Cette semaine, deux conférences d’exception ont illuminé notre vie intellectuelle, chacune à sa manière, en ouvrant des fenêtres sur les mystères de la condition humaine. La première, donnée par la Dre Sarah Schroyen, portait sur la maladie d’Alzheimer. La seconde, animée par Jean Kokelberg, explorait « La Cène », chef-d’œuvre pictural et spirituel, à travers les âges. Si les sujets semblent a priori éloignés, un même fil conducteur les unit : la quête de sens, la valorisation de l’esprit critique et l’affirmation d’une démarche laïque fondée sur la raison et le dialogue.

La mémoire en question : Alzheimer entre science et dignité humaine

Dans une intervention à la fois rigoureuse et profondément humaine, la Dre Sarah Schroyen a su vulgariser avec brio les avancées scientifiques les plus récentes sur la maladie d’Alzheimer. Plus qu’un simple exposé médical, sa conférence fut une véritable ode à la dignité des personnes malades, et un appel à une société plus attentive, plus solidaire. À travers son regard de clinicienne et de chercheuse, elle nous a rappelé que comprendre cette maladie, c’est aussi interroger notre rapport à la mémoire, à l’identité, et à ce qui fait de nous des êtres humains.

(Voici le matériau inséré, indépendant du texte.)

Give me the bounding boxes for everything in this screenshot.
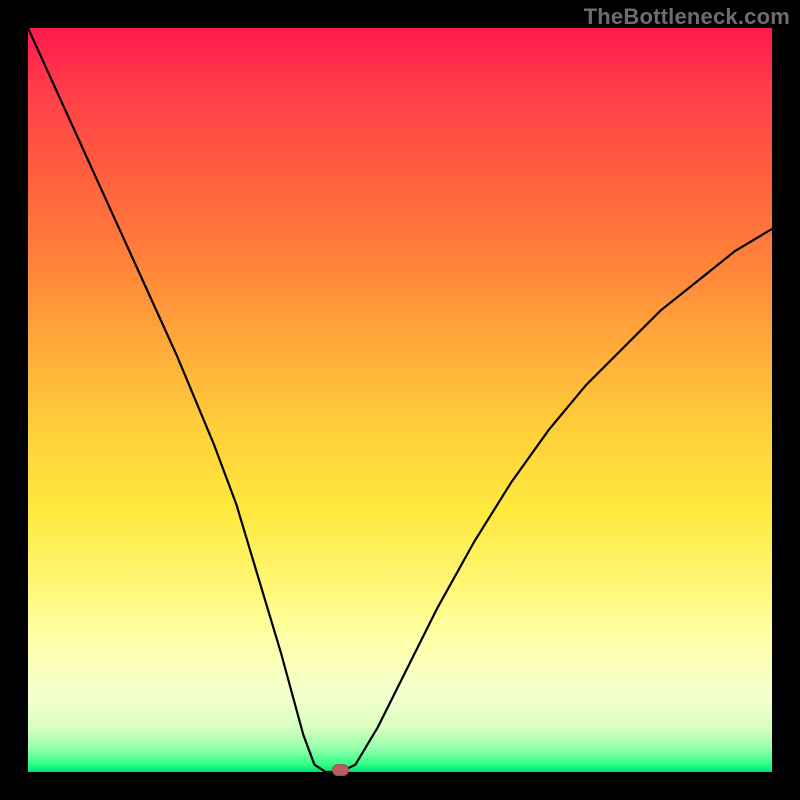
bottleneck-curve-path: [28, 28, 772, 772]
plot-area: [28, 28, 772, 772]
min-marker: [332, 764, 349, 776]
bottleneck-curve-svg: [28, 28, 772, 772]
chart-frame: TheBottleneck.com: [0, 0, 800, 800]
watermark-text: TheBottleneck.com: [584, 4, 790, 30]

Lire la peinture, comprendre le mythe : « La Cène: un choix de table » décryptée par Jean Kokelberg

Changement de décor mais même exigence intellectuelle avec la conférence passionnante de Jean Kokelberg sur « La Cène » de Léonard de Vinci. Loin d’une lecture purement religieuse, son intervention s’est attachée à replacer l’œuvre dans son contexte historique, artistique et symbolique. Il a invité l’auditoire à exercer son esprit critique face aux représentations traditionnelles, à déconstruire les mythes, et à percevoir dans l’œuvre de Vinci une tentative de figuration de l’humanité face à la trahison, au destin, et à la foi. Une lecture laïque, érudite, qui honore l’intelligence de chacun.

Un lien fort : la Laïcité comme cadre de réflexion, l’esprit critique comme moteur

Ce qui rapproche ces deux conférences, au-delà des disciplines, c’est la défense d’une approche fondée sur la raison, l’analyse et le respect de toutes les convictions. La Dre Schroyen, en démystifiant une maladie souvent stigmatisée, et Jean Kokelberg, en offrant une lecture ouverte d’un symbole religieux, nous ont rappelé que la connaissance est un acte de liberté. Dans une société laïque, c’est bien cette liberté de penser, de croire ou de ne pas croire, d’interroger et de comprendre, qui fait la richesse du vivre-ensemble.

Ces deux moments d’exception furent bien plus que des conférences : des leçons de vie, de tolérance et d’intelligence. Un vibrant hommage à l’esprit critique, dans ce qu’il a de plus noble.